Studenten HBO en WO naar woongemeente Amsterdam en herkomstgroepering, 2000/’01-2007/’08
Vrouwen zijn inmiddels in de meerderheid op het HBO en universiteit. In de leeftijdscategorie 25-34 jaar zijn vrouwen nu ook vaker hoger opgeleid dan mannen. In de leeftijdscategorieën daarboven zijn hoger opgeleide mannen in de meerderheid. Dit is in Nederland het geval en ook in Amsterdam (Landelijke jeugdmonitor CBS, regionale enquête beroepsbevolking O+S). Dit vertaalt zich echter nog niet in een gelijke arbeidsparticipatie van vrouwen en mannen in deze leeftijdscategorie. Van de Amsterdamse mannen tussen 25 en 35 jaar werkt 84 procent en van de vrouwen 77 procent (netto arbeidsparticipatie).

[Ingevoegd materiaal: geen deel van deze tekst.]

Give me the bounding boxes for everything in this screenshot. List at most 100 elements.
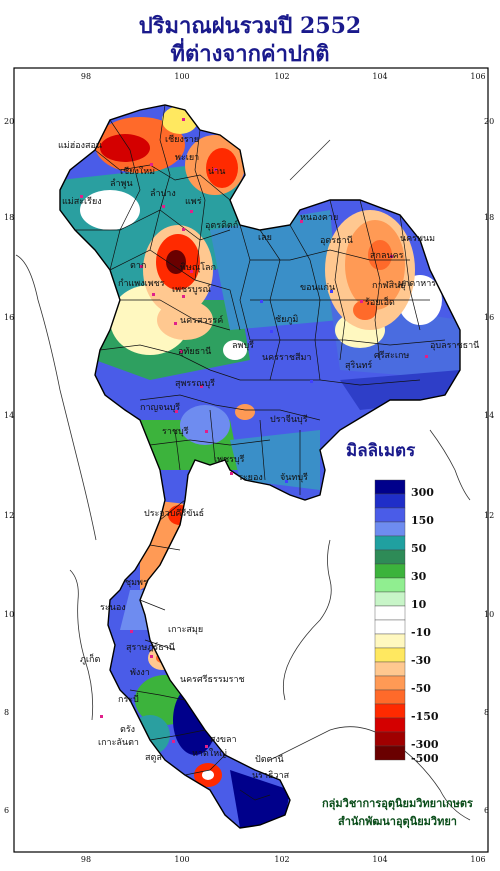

Voor hoogopgeleide vrouwen en mannen ligt de netto arbeidsparticipatie in Amsterdam dicht bij elkaar: 92 procent van de mannen en 91 procent van de hoogopgeleide vrouwen werkt. In Nederland werken hoogopgeleide vrouwen wel minder vaak (89 procent) dan hoogopgeleide jonge mannen (93 procent).
Hoogopgeleide autochtone en westerse allochtone vrouwen in Amsterdam werken even vaak als hoogopgeleide autochtone en westerse allochtone mannen (beide 92 procent). Bij de hoogopgeleide niet-westerse allochtonen is er nog wel een verschil in arbeidsparticipatie tussen mannen (95 procent) en vrouwen (83 procent).
Middelbaar opgeleide jongeren van niet-westerse herkomst even vaak werkzaam als autochtonen
Ook bij middelbaar opgeleiden van niet-westerse herkomst in dezelfde leeftijdsgroep is sprake van een inhaalslag. Bij hen is er nauwelijks nog verschil in arbeidsparticipatie met de autochtone middelbaar opgeleide jongeren. Van de middelbaar opgeleiden werkt in 2009 85 procent. In 2001 lag de netto arbeidsparticipatie op 81 procent, waarbij niet-westerse allochtonen nog een veel lagere arbeidsparticipatie (75 procent) hadden dan autochtonen en westerse allochtonen (83 procent).
Werkende middelbaar opgeleiden van 25-34 jaar in Amsterdam, 2001-2009
De netto participatie van middelbaar opgeleide jongeren in Amsterdam (85 procent) is gelijk aan de netto participatie van middelbaar opgeleide jongeren in Nederland (84 procent). Bij de middelbaar opgeleiden in Amsterdam is de participatie van vrouwen (81 procent) lager. Dit is gelijk bij autochtone en niet-westerse allochtone vrouwen. Bij de mannen ligt de participatie in het algemeen hoger, maar ook tussen de autochtone (89 procent) en de niet-westerse allochtone mannen (86 procent) is er weinig verschil in participatie.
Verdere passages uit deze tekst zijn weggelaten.